Unread postby Articwulf » Mon Nov 23, 2020 3:21 am

funky_trader wrote:Suggestions:
  1. Encirclement mechanics. Often, you end up encircling a unit with yours. However, you get no attack bonus which feels wrong. Here's a potential new mechanic:
    1. Any unit in direct contact with 3+ ennemy units gets a -1 modifier to its defense roll, scaled by the number of units above 3. So, a unit in contact with 3 ennemy units gets -1, but -2 for 4, -3 for 5, and -4 for 6 (completely surrounded).
    2. As a counterbalance, units with allied backup (i.e. in direct contact with allied units) get positive defense roll modifiers. So +1 at 3 (negating the -1 from 3 ennemy units), +2 at 4, and +3 at 5 (making it quite hard to dislodge massive lines of interlocking infantry units). Obviously, you can give +4 at 6, but that doesn't really mean anything since there are no ennemy units that can attack...
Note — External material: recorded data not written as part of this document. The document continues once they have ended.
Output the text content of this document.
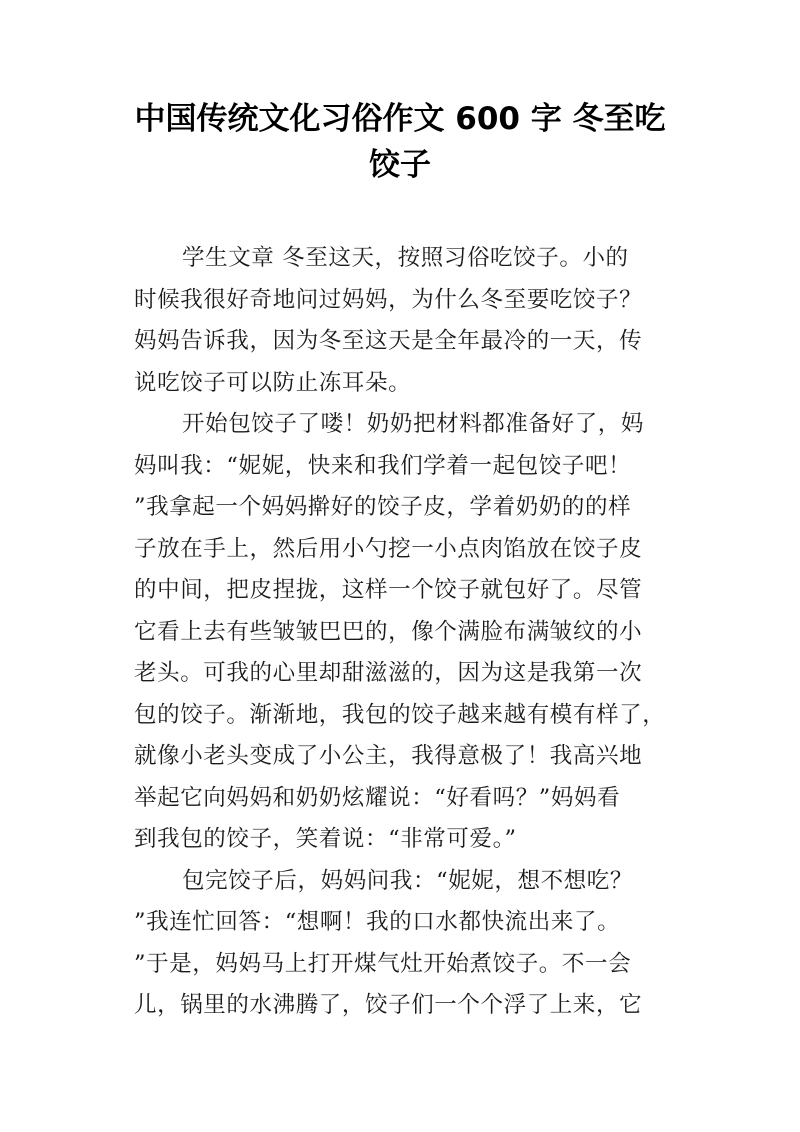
中国传统文化习俗作文 600 字 冬至吃
饺子
学生文章 冬至这天，按照习俗吃饺子。小的
时候我很好奇地问过妈妈，为什么冬至要吃饺子？
妈妈告诉我，因为冬至这天是全年最冷的一天，传
说吃饺子可以防止冻耳朵。
开始包饺子了喽！奶奶把材料都准备好了，妈
妈叫我：“妮妮，快来和我们学着一起包饺子吧！
”我拿起一个妈妈擀好的饺子皮，学着奶奶的的样
子放在手上，然后用小勺挖一小点肉馅放在饺子皮
的中间，把皮捏拢，这样一个饺子就包好了。尽管
它看上去有些皱皱巴巴的，像个满脸布满皱纹的小
老头。可我的心里却甜滋滋的，因为这是我第一次
包的饺子。渐渐地，我包的饺子越来越有模有样了，
就像小老头变成了小公主，我得意极了！我高兴地
举起它向妈妈和奶奶炫耀说：“好看吗？”妈妈看
到我包的饺子，笑着说：“非常可爱。”
包完饺子后，妈妈问我：“妮妮，想不想吃？
”我连忙回答：“想啊！我的口水都快流出来了。
”于是，妈妈马上打开煤气灶开始煮饺子。不一会
儿，锅里的水沸腾了，饺子们一个个浮了上来，它
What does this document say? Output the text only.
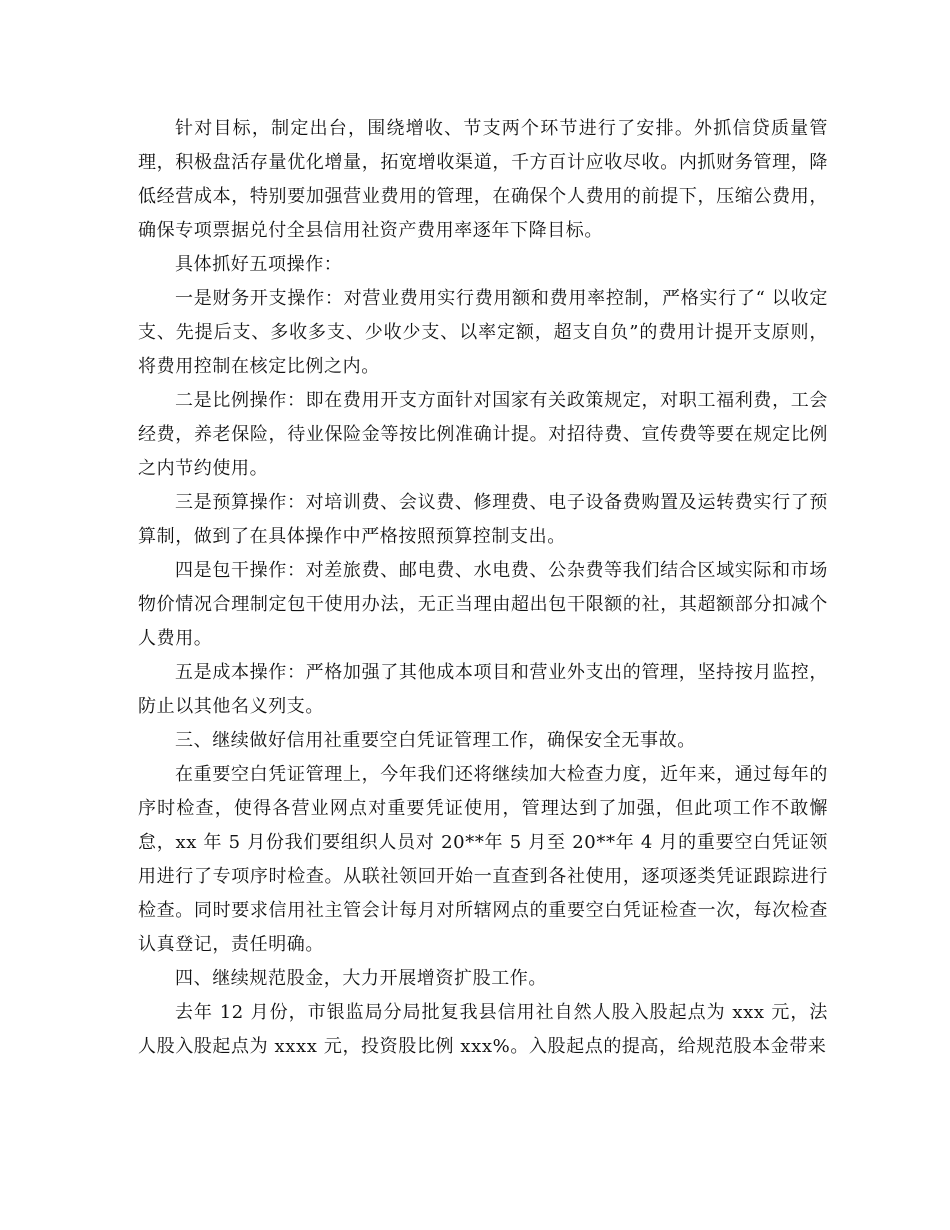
针对目标，制定出台，围绕增收、节支两个环节进行了安排。外抓信贷质量管理，积极盘活存量优化增量，拓宽增收渠道，千方百计应收尽收。内抓财务管理，降低经营成本，特别要加强营业费用的管理，在确保个人费用的前提下，压缩公费用，确保专项票据兑付全县信用社资产费用率逐年下降目标。

具体抓好五项操作：

一是财务开支操作：对营业费用实行费用额和费用率控制，严格实行了“ 以收定支、先提后支、多收多支、少收少支、以率定额，超支自负”的费用计提开支原则，将费用控制在核定比例之内。

二是比例操作：即在费用开支方面针对国家有关政策规定，对职工福利费，工会经费，养老保险，待业保险金等按比例准确计提。对招待费、宣传费等要在规定比例之内节约使用。

三是预算操作：对培训费、会议费、修理费、电子设备费购置及运转费实行了预算制，做到了在具体操作中严格按照预算控制支出。

四是包干操作：对差旅费、邮电费、水电费、公杂费等我们结合区域实际和市场物价情况合理制定包干使用办法，无正当理由超出包干限额的社，其超额部分扣减个人费用。

五是成本操作：严格加强了其他成本项目和营业外支出的管理，坚持按月监控，防止以其他名义列支。

三、继续做好信用社重要空白凭证管理工作，确保安全无事故。

在重要空白凭证管理上，今年我们还将继续加大检查力度，近年来，通过每年的序时检查，使得各营业网点对重要凭证使用，管理达到了加强，但此项工作不敢懈怠，xx 年 5 月份我们要组织人员对 20**年 5 月至 20**年 4 月的重要空白凭证领用进行了专项序时检查。从联社领回开始一直查到各社使用，逐项逐类凭证跟踪进行检查。同时要求信用社主管会计每月对所辖网点的重要空白凭证检查一次，每次检查认真登记，责任明确。

四、继续规范股金，大力开展增资扩股工作。

去年 12 月份，市银监局分局批复我县信用社自然人股入股起点为 xxx 元，法人股入股起点为 xxxx 元，投资股比例 xxx%。入股起点的提高，给规范股本金带来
    3. When attacking, to get that encirclement bonus, those supporting units need to each have their action point left. If they can't attack, they can't support. Giving their support also means spending their action point and remaining movement points, if any. So it's more of a combined attack from all sides that overwhelms the defender.
    4. I feel it gives a good balance and some interesting choice to the player. You can combine force to take out a troublesome unit, at the cost of having all those units be unable to push forward if you breach. Moreover, it takes care of issues where a lone infantery unit entrenched in a city can hold off assaults from all sides with ease. In WW2, intense urban combat happened mostly when the city was on the front line, with solid support from the rear. Cities that got fully surrounded tended to fall quickly. Plus, since the big cities tend to be split by major rivers in UoC 2 (Paris, Warsaw, Budapest, Berlin, London), they can't get surrounded as much, and so the bonus wouldn't be too strong. Meanwhile, the Maginot line would truly become impenetrable due to all those bonuses from backup units. Finally, it would fit quite fell within the spirit of the game. This game is based on mobile offense and breakthroughs. This would be one more tool in your arsenal.


As Chesty would say...
“We’re surrounded. That simplifies the problem. They are in front of us, behind us, and we are flanked on both sides by an enemy that outnumbers us 29:1. They can’t get away now.